I will also say for the sellers, if you do have a problem rabbit, if you can’t eat it, like me, then you have to take responsibility and you have to keep that rabbit until the end of that rabbit’s life because there is that rabbit out there and people could not kill it, but they perpetuate this problem and it is out there. You have to take responsibility for these issues. If you do place a bunny with issues, you need to have something written down showing that you understand that there are issues.

 

RABBITRY SECURITY

Sasha: How about security for your rabbitry? Do you invite people to your rabbitry? Or do you meet people elsewhere when you are buying and selling?

Betty: In the old days, when I did sell more, people would come to my place. Right now, I sell very, very few rabbits and if they come, they can come. But I just sell very little. I usually do not even sell rabbits at a show. Usually, a person that is going to buy rabbits from me has been corresponding with me for a long, long time before we finally find a way to see each other. I don’t really worry about security that much because I live on an acre of land; I am zoned for animals; we live in a pretty nice neighborhood. I have lived here for 30 something years, actually, before I had rabbits. And knock on wood, we haven’t had any problems.

 

TRAVELING WITH RABBITS

Sasha: Do you have any traveling tips? How do you make sure your rabbits are happy when you go on a plane, or if you just have a very long drive like for Convention or something like that?
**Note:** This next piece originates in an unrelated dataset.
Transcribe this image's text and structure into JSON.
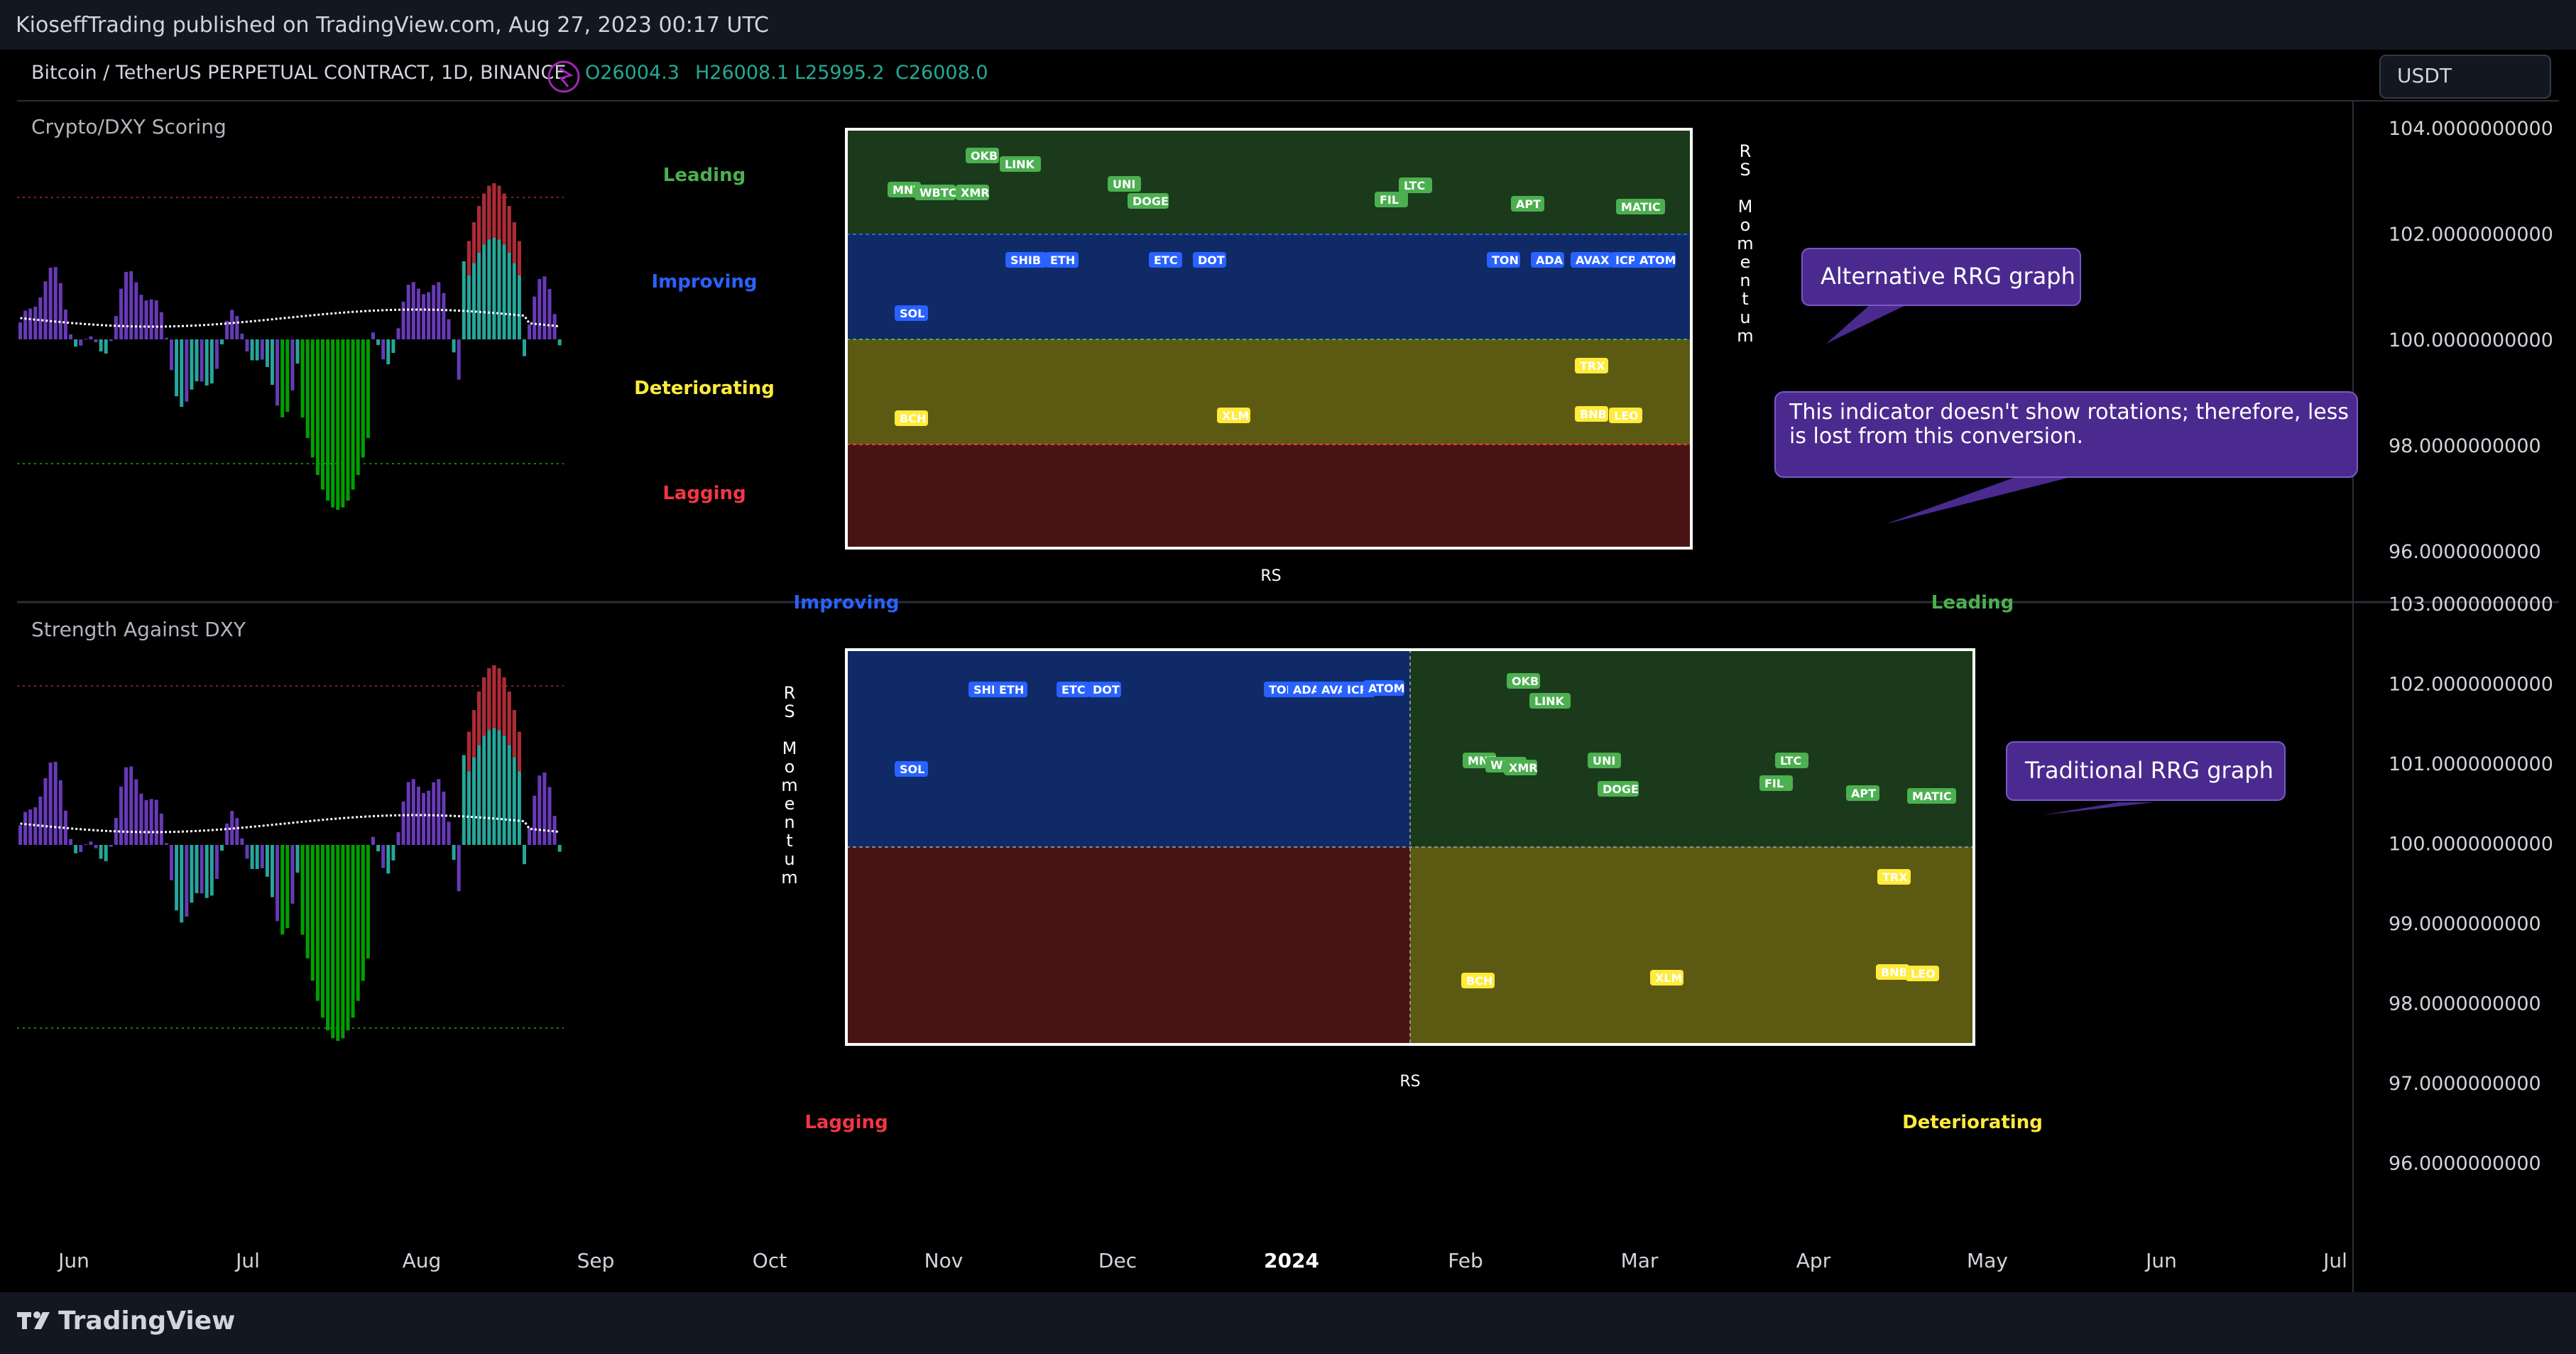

Betty: Well, my rabbits travel a lot all the time. Every year they go to Convention. They go into a regular carrier and the regular carrier goes into a dog kennel. They are checked as baggage. I pay $200 one way and then they go to Convention. I usually use Delta. Other airlines, well, I’m not familiar with them and there are not many airlines that will accept rabbits. Delta accepts rabbits. A lot of other airlines require health certificates. Well, if you have 15 rabbits, you have 15 health certificates. That will cost you about $1,000 dollars in my area. Delta does not require health certificates for checked baggage. So a $400 round trip is not too bad.
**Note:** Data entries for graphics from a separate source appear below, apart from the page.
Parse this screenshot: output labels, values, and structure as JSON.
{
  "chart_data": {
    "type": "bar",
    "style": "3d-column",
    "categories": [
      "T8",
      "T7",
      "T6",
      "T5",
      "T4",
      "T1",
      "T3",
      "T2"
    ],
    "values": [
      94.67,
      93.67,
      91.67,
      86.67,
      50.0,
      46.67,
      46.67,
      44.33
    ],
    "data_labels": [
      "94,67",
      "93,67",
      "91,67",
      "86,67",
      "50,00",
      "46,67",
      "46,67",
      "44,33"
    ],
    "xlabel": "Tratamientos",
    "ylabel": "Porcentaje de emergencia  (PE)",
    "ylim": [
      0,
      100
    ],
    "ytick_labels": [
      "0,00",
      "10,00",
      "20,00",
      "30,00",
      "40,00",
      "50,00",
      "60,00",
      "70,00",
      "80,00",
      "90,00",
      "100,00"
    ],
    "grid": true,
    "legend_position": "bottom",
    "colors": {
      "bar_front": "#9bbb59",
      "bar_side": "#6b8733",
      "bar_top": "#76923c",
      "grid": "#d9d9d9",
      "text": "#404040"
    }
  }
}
My rabbits travel very well. They are very easy going. I had one doe that had flown into three places in just one year. She flew to one Convention. Then she flew to New York City for a TV appearance. Then she flew to the next Convention. Within one year, she had flown three round trips and she’s fine.

 

RABBIT SHOW JUDGES

Sasha: You’re Betty Chu! I bet a lot of judges are excited to judge your rabbits.

Betty: Put it this way, not necessarily because I’m Betty Chu, the English Angora breeder. I am one of a very few Asians on the show circuit. So people know that if there is an Asian coming, it must be Betty Chu. I know the gal from Hawaii, Sandra, who writes the recipes for the Domestic Rabbit. She was telling me that as she was walking around people would be saying, “Hey! That’s Betty Chu!” She says, “No, no, no, I’m not Betty Chu!”